It was a breach of the Secretary of State’s public law duty to put beyond prisoners the means of demonstrating progress towards rehabilitation while at the same time demanding such progress from the prisoner before granting him re-categorisation: see R (James) v Secretary of State for Justice [2010] 1 AC 553 (“James UK”); R (Falconer) v Secretary of State for Justice [2009] EWHC 2341 (Admin). That was in effect the current position within the Scottish prison system. The terms of the first order sought were modelled on the Secretary of State’s acknowledgement noted by Lord Hope of Craighead in James UK at paragraph 3.

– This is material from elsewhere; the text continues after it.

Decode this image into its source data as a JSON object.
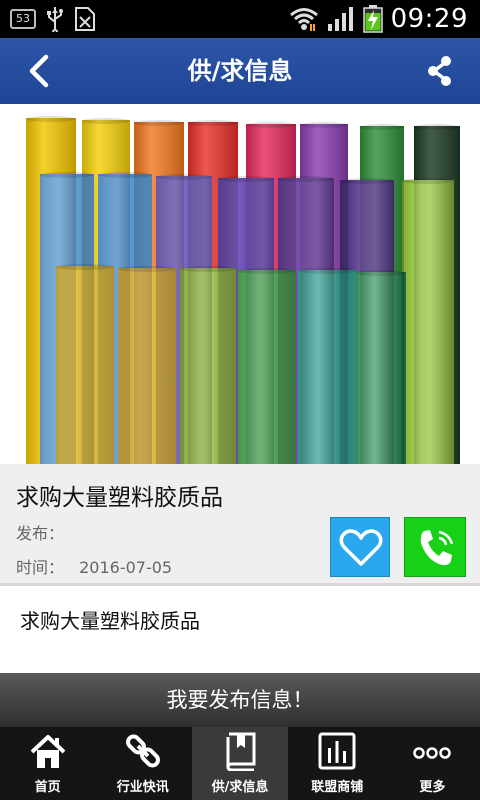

[12] With regard to the petitioner himself, the respondents had behaved irrationally in not providing him timeously with the coursework he required. An analogy could be drawn between security re‑categorisation (the problem in Falconer above) and progress through the prison system. According to the respondents’ risk management and progression guidance, the petitioner could only progress to the NTE and Open Estate after completion of coursework. He would not now be able to do so in time for commencement of a preparation for release period beginning four years before his tariff expiry date. The respondents were accordingly in breach of their public law duty to provide him with a reasonable opportunity to demonstrate at tariff expiry that he no longer required to be detained. As it was already apparent that the petitioner was unlikely to have such reasonable opportunity, the present application was not premature: cf R (Weddle) (above) at paragraphs 49‑50. The petitioner should not have to wait until a reasonable opportunity has become impossible before seeking relief from the court. A declarator in the terms of the second order sought should be granted; the respondents would then be expected to take cognisance and address the problem in relation to the petitioner.
(ii) Convention argument
[13] Article 5 of the European Convention on Human Rights states inter alia as follows:
“1. Everyone has the right to liberty and security of person. No one shall be deprived of his liberty save in the following cases and in accordance with a procedure prescribed by law:
(a) the lawful detention of a person after conviction by a competent court;
…
4. Everyone who is deprived of his liberty by arrest or detention shall be entitled to take proceedings by which the lawfulness of his detention shall be decided speedily by a court and his release ordered if the detention is not lawful…”
Article 14 provides:
“The enjoyment of the rights and freedoms set forth in this Convention shall be secured without discrimination on any ground such as sex, race, colour, language, religion, political or other opinion, national or social origin, association with a national minority, property, birth or other status.”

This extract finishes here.